Theme Magazine - UK, October 2001
Chef Geoffrey Zakarian opened Town a bar/restaurant in the Chambers Hotel this year in New York City and even in this challenging environment of post September 11th, it quickly became the new destination. Although the bar is small, it spills out into the lobby lounge and up to a mezzanine/loft area overlooking the lobby that is set up as a second lounge area. The bar program started out a bit shaky but then chef Zakarian hired Albert Trummer, an Austrian who worked for a short stint with chef David Bouley at Danube. Albert gave me his business card the on my first of many trips to his bar and it read Bar Chef under his name.
After an hour or two at the bar watching his drink execution and studying his mise en place, it was apparent that Bar Chef was more than just an affectation. Albert has worked for talented chefs and adopted their approach to running a kitchen as a blueprint for setting up his bar. This is the most important and revolutionary trend I have seen in the bar business in years. Albert is one of many young beverage professionals who have benefited from sea change in the culinary world that first swept the United States and has now changed the dining scene in London. Diners on both sides of the Atlantic are in the middle of a passionate love affair with big flavor, whether ethnic, regional or a fusion of many cuisine's. This change has greatly impacted the bar. There is a growing demand for well-made new and classic cocktails with big flavor and fresh ingredients. Young professionals like Albert are dedicated to meeting that demand.
But on the flip side of that opportunity at the bar is the reality that cocktail programs don't take care of themselves…they have to be managed just like the kitchen. That means they need an executive chef type person to oversee the menu and the manufacturing of the menu at the bars. Smaller operations don't have the budget for a new management position, executive bartender if you will, but they do have bar staffs. Hire a bartender who is passionate and elevate that person to head bartender or what ever title you choose and give them the control and responsibility as you would the executive chef. The owner must be willing to pay the individual in the head bartender/manager position for the additional responsibility and must relinquish some creative control. I was brought into one major hotel in midtown Manhattan to train and jazz the bar staff in classic and original cocktails, technique, and product knowledge. Although I left an enthusiastic group of bartenders ready to make great drinks, at the end of the seminar I walked away knowing the program would never take root; there was no manager present during the seminars and no management person spoke with me at all about maintaining the program. The money spent by management on my fee was wasted. The bartenders can't do it alone, they need the support of management and the commitment of the owner.

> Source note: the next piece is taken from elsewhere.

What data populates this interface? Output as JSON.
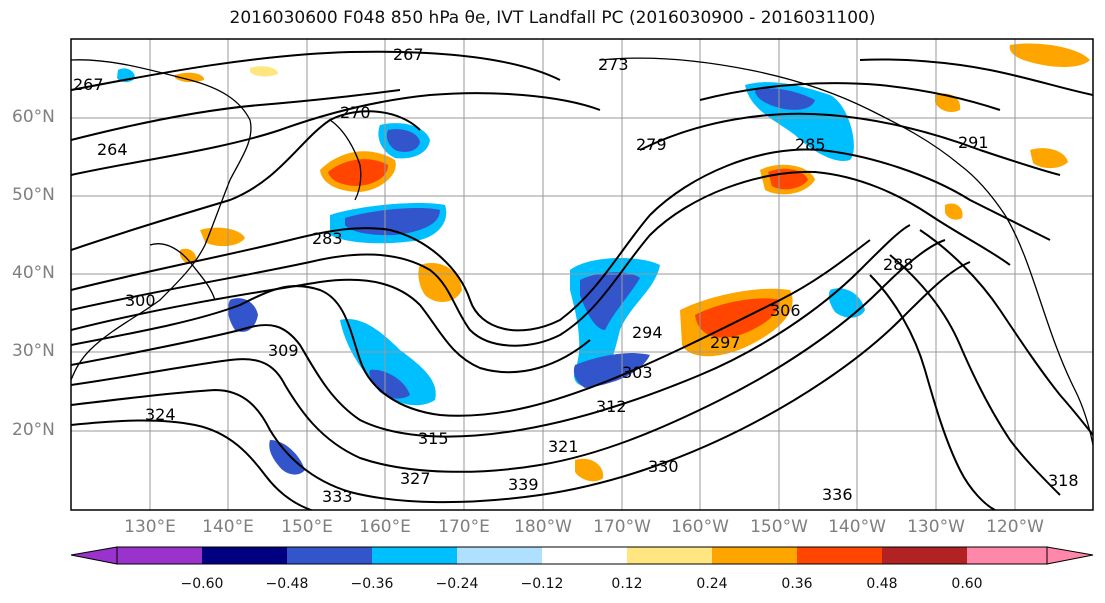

Manage your cocktail program as you would the kitchen. Meet with the head bartender or manager on a regular basis to discuss menu and products just as you would the executive chef. Discuss pricing, portion size, and control. The Head bartender/manager should meet regularly with the bar staff to maintain the quality of the product and manage the training of new staff. A creative cocktail program that employs fresh juices, exotic ingredients, new and classic recipes, needs intensive training and maintenance to be successful. Christmas in Town, is one of Albert Trummer's "Hot Crocks", winter warmers he created to take the sting out of the cold weather.
CHRISTMAS IN TOWN 1 slice of orange 2 tablespoons of fresh pomegranate seeds ¼ fresh vanilla bean 1 purple fig cut in half 1 ounce vanilla infused simple syrup 1 measure of aged rum 4 ounces of fresh orange juice Muddle or mash the first five ingredients together in the bottom of the metal portion of a cocktail shaker. Add the rum and the orange juice and steam all the ingredients with the steamer arm of an expresso machine until hot. Serve steaming hot in a ceramic mug and garnish with a cinnamon stick.